Ergste. Ortstermin in der ehemaligen Schule an der Ruhr: Adrian Mork, zuständiger Fachbereichsleiter der Stadt Schwerte, hatte gerufen und viele neugierige Menschen aus Politik und Bürgerschaft waren dem Ruf gefolgt und ließen sich direkt in der Baustelle „Am Derkmannsstück“ über den Stand der Dinge informieren. Bekanntlich wird die Grundschule Ergste dort ihr neues Domizil beziehen.

Großartige Neuigkeiten erfuhren die Besucherinnen und Besucher auf der Führung durchs Gebäude und um es herum nicht. Dass sich der Umzug in den Osterferien 2018 vollziehen wird, ist schon seit der Fachausschusssitzung am 20. September bekannt. Adrian Mork bestätigte direkt vor Ort noch einmal, dass „der große Umzug in den Osterferien“ stattfinden wird. Ursprünglich waren mal ganz optimistisch die Sommerferien in diesem Jahr angedacht gewesen, als realistischer wurden aber damals schon die Herbstferien ins Auge gefasst.

„Wir liegen im Budget“

Weil aber Baustellen – auch nicht die am Derkmannsstück – in aller Regel nicht frei von Überraschungen sind, gab es mehr zu tun als erwartet. Deshalb auch musste die anfangs kalkulierte Bausumme korrigiert werden. Im Februar stimmte der Rat der Stadt Schwerte einer überplanmäßigen Aufwendung und Auszahlung in Höhe von knapp 1,6 Millionen Euro zu. Damit belaufen sich die Kosten für das Projekt jetzt auf 2,4 Millionen Euro. Dazu hatte Adrian Mork auch gleich eine „gute Nachricht“ parat: „Wir liegen im Budget“.
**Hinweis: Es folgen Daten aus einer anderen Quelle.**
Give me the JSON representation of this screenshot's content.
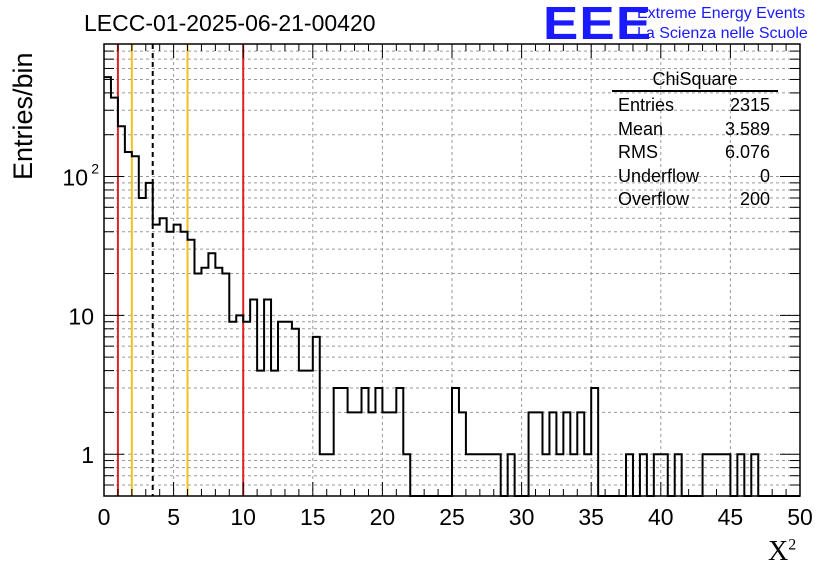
{
  "header": {
    "title": "LECC-01-2025-06-21-00420",
    "logo_mark": "EEE",
    "logo_line1": "Extreme Energy Events",
    "logo_line2": "La Scienza nelle Scuole"
  },
  "stats_box": {
    "title": "ChiSquare",
    "rows": [
      {
        "label": "Entries",
        "value": "2315"
      },
      {
        "label": "Mean",
        "value": "3.589"
      },
      {
        "label": "RMS",
        "value": "6.076"
      },
      {
        "label": "Underflow",
        "value": "0"
      },
      {
        "label": "Overflow",
        "value": "200"
      }
    ]
  },
  "chart_data": {
    "type": "bar",
    "histogram_style": "step",
    "ylabel": "Entries/bin",
    "xlabel_base": "X",
    "xlabel_sup": "2",
    "y_scale": "log",
    "xlim": [
      0,
      50
    ],
    "ylim": [
      0.5,
      900
    ],
    "bin_width": 0.5,
    "x": [
      0.0,
      0.5,
      1.0,
      1.5,
      2.0,
      2.5,
      3.0,
      3.5,
      4.0,
      4.5,
      5.0,
      5.5,
      6.0,
      6.5,
      7.0,
      7.5,
      8.0,
      8.5,
      9.0,
      9.5,
      10.0,
      10.5,
      11.0,
      11.5,
      12.0,
      12.5,
      13.0,
      13.5,
      14.0,
      14.5,
      15.0,
      15.5,
      16.0,
      16.5,
      17.0,
      17.5,
      18.0,
      18.5,
      19.0,
      19.5,
      20.0,
      20.5,
      21.0,
      21.5,
      22.0,
      22.5,
      23.0,
      23.5,
      24.0,
      24.5,
      25.0,
      25.5,
      26.0,
      26.5,
      27.0,
      27.5,
      28.0,
      28.5,
      29.0,
      29.5,
      30.0,
      30.5,
      31.0,
      31.5,
      32.0,
      32.5,
      33.0,
      33.5,
      34.0,
      34.5,
      35.0,
      35.5,
      36.0,
      36.5,
      37.0,
      37.5,
      38.0,
      38.5,
      39.0,
      39.5,
      40.0,
      40.5,
      41.0,
      41.5,
      42.0,
      42.5,
      43.0,
      43.5,
      44.0,
      44.5,
      45.0,
      45.5,
      46.0,
      46.5,
      47.0,
      47.5,
      48.0,
      48.5,
      49.0,
      49.5
    ],
    "values": [
      520,
      370,
      230,
      150,
      140,
      70,
      90,
      45,
      50,
      40,
      45,
      40,
      35,
      20,
      22,
      28,
      22,
      20,
      9,
      10,
      9,
      13,
      4,
      13,
      4,
      9,
      9,
      8,
      4,
      4,
      7,
      1,
      1,
      3,
      3,
      2,
      2,
      3,
      2,
      3,
      2,
      2,
      3,
      1,
      0,
      0,
      0,
      0,
      0,
      0,
      3,
      2,
      1,
      1,
      1,
      1,
      1,
      0,
      1,
      0,
      0,
      2,
      2,
      1,
      2,
      1,
      2,
      1,
      2,
      1,
      3,
      0,
      0,
      0,
      0,
      1,
      0,
      1,
      0,
      1,
      1,
      0,
      1,
      0,
      0,
      0,
      1,
      1,
      1,
      1,
      0,
      1,
      0,
      1,
      0,
      0,
      0,
      0,
      0,
      0
    ],
    "x_ticks": [
      "0",
      "5",
      "10",
      "15",
      "20",
      "25",
      "30",
      "35",
      "40",
      "45",
      "50"
    ],
    "y_ticks": [
      {
        "value": 1,
        "base": "1",
        "exp": ""
      },
      {
        "value": 10,
        "base": "10",
        "exp": ""
      },
      {
        "value": 100,
        "base": "10",
        "exp": "2"
      }
    ],
    "vertical_markers": [
      {
        "x": 1,
        "color": "#dd2222",
        "style": "solid"
      },
      {
        "x": 2,
        "color": "#f0c020",
        "style": "solid"
      },
      {
        "x": 3.5,
        "color": "#000000",
        "style": "dashed"
      },
      {
        "x": 6,
        "color": "#f0c020",
        "style": "solid"
      },
      {
        "x": 10,
        "color": "#dd2222",
        "style": "solid"
      }
    ],
    "grid": true
  }
}
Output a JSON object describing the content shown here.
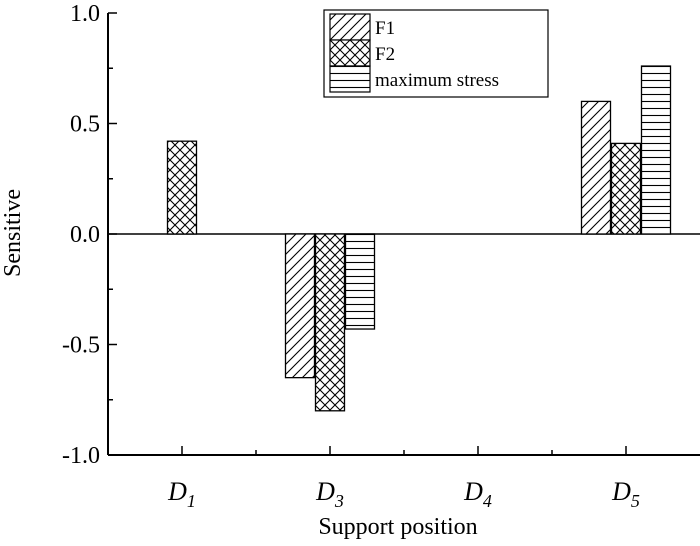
{
  "chart_data": {
    "type": "bar",
    "title": "",
    "xlabel": "Support position",
    "ylabel": "Sensitive",
    "ylim": [
      -1.0,
      1.0
    ],
    "yticks": [
      "1.0",
      "0.5",
      "0.0",
      "-0.5",
      "-1.0"
    ],
    "ytick_values": [
      1.0,
      0.5,
      0.0,
      -0.5,
      -1.0
    ],
    "categories": [
      {
        "base": "D",
        "sub": "1"
      },
      {
        "base": "D",
        "sub": "3"
      },
      {
        "base": "D",
        "sub": "4"
      },
      {
        "base": "D",
        "sub": "5"
      }
    ],
    "series": [
      {
        "name": "F1",
        "pattern": "diagonal-hatch",
        "values": [
          0.0,
          -0.65,
          0.0,
          0.6
        ]
      },
      {
        "name": "F2",
        "pattern": "cross-hatch",
        "values": [
          0.42,
          -0.8,
          0.0,
          0.41
        ]
      },
      {
        "name": "maximum stress",
        "pattern": "horizontal-lines",
        "values": [
          0.0,
          -0.43,
          0.0,
          0.76
        ]
      }
    ],
    "legend_position": "top-right",
    "grid": false
  }
}
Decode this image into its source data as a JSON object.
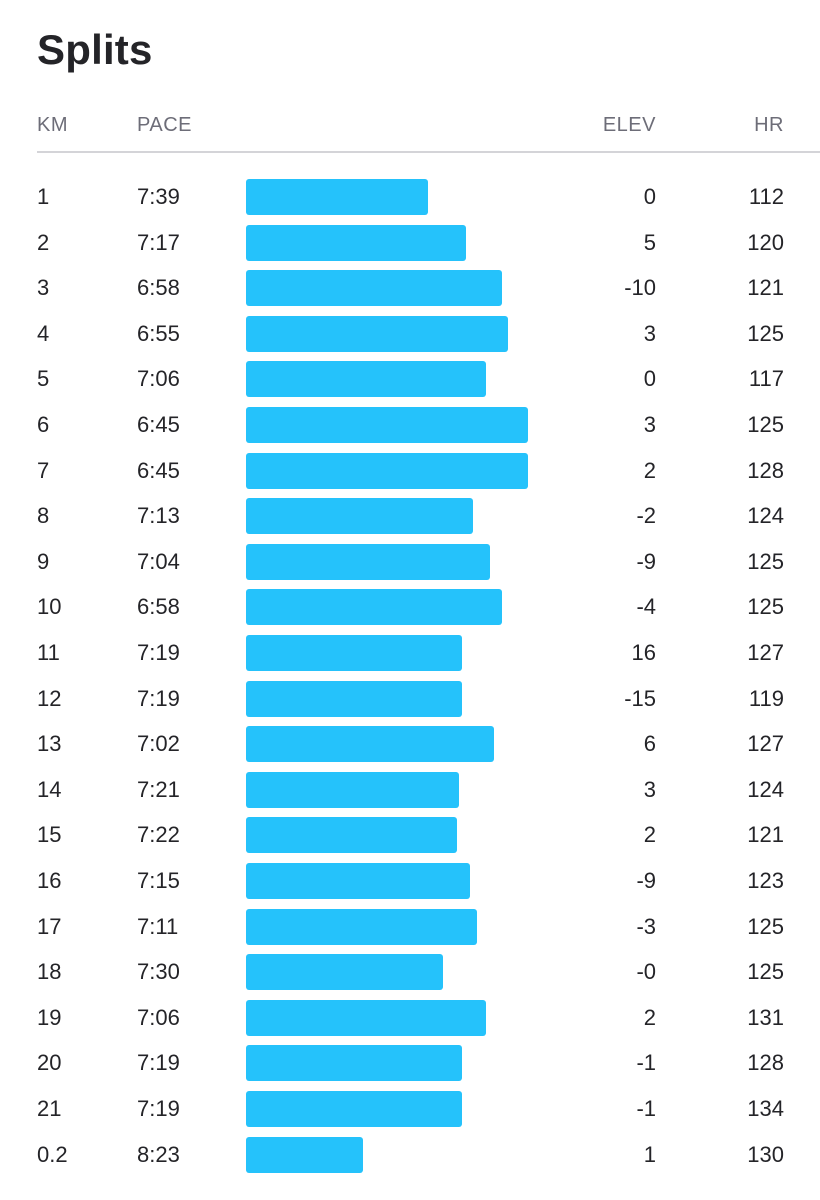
{
  "title": "Splits",
  "headers": {
    "km": "KM",
    "pace": "PACE",
    "elev": "ELEV",
    "hr": "HR"
  },
  "colors": {
    "bar": "#25c2fb",
    "text": "#242428",
    "header_text": "#6d6d78",
    "divider": "#d4d4d8"
  },
  "splits": [
    {
      "km": "1",
      "pace": "7:39",
      "elev": "0",
      "hr": "112"
    },
    {
      "km": "2",
      "pace": "7:17",
      "elev": "5",
      "hr": "120"
    },
    {
      "km": "3",
      "pace": "6:58",
      "elev": "-10",
      "hr": "121"
    },
    {
      "km": "4",
      "pace": "6:55",
      "elev": "3",
      "hr": "125"
    },
    {
      "km": "5",
      "pace": "7:06",
      "elev": "0",
      "hr": "117"
    },
    {
      "km": "6",
      "pace": "6:45",
      "elev": "3",
      "hr": "125"
    },
    {
      "km": "7",
      "pace": "6:45",
      "elev": "2",
      "hr": "128"
    },
    {
      "km": "8",
      "pace": "7:13",
      "elev": "-2",
      "hr": "124"
    },
    {
      "km": "9",
      "pace": "7:04",
      "elev": "-9",
      "hr": "125"
    },
    {
      "km": "10",
      "pace": "6:58",
      "elev": "-4",
      "hr": "125"
    },
    {
      "km": "11",
      "pace": "7:19",
      "elev": "16",
      "hr": "127"
    },
    {
      "km": "12",
      "pace": "7:19",
      "elev": "-15",
      "hr": "119"
    },
    {
      "km": "13",
      "pace": "7:02",
      "elev": "6",
      "hr": "127"
    },
    {
      "km": "14",
      "pace": "7:21",
      "elev": "3",
      "hr": "124"
    },
    {
      "km": "15",
      "pace": "7:22",
      "elev": "2",
      "hr": "121"
    },
    {
      "km": "16",
      "pace": "7:15",
      "elev": "-9",
      "hr": "123"
    },
    {
      "km": "17",
      "pace": "7:11",
      "elev": "-3",
      "hr": "125"
    },
    {
      "km": "18",
      "pace": "7:30",
      "elev": "-0",
      "hr": "125"
    },
    {
      "km": "19",
      "pace": "7:06",
      "elev": "2",
      "hr": "131"
    },
    {
      "km": "20",
      "pace": "7:19",
      "elev": "-1",
      "hr": "128"
    },
    {
      "km": "21",
      "pace": "7:19",
      "elev": "-1",
      "hr": "134"
    },
    {
      "km": "0.2",
      "pace": "8:23",
      "elev": "1",
      "hr": "130"
    }
  ]
}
Dass sich der ursprüngliche Zeitplan nicht verwirklichen ließ, liegt nach Ansicht von Adrian Mork auch in der guten wirtschaftlichen Lage in Deutschland. Weil die Auftragsbücher voll sind, reagierten Firmen und Unternehmen nur sehr zurückhaltend auf Ausschreibungen. Bis auf die Pflasterarbeiten im Außenbereich sei aber jetzt alles auf den Weg gebracht. Mit dem Wärmedämmverbundsystem und mit der Installation der bereits vorproduzierten vier Fluchtreppentürme werde aber im Januar begonnen. Ohne diese Türme kann der Betrieb der Schule nicht aufgenommen werden – strenge Brandschutzauflagen lassen grüßen.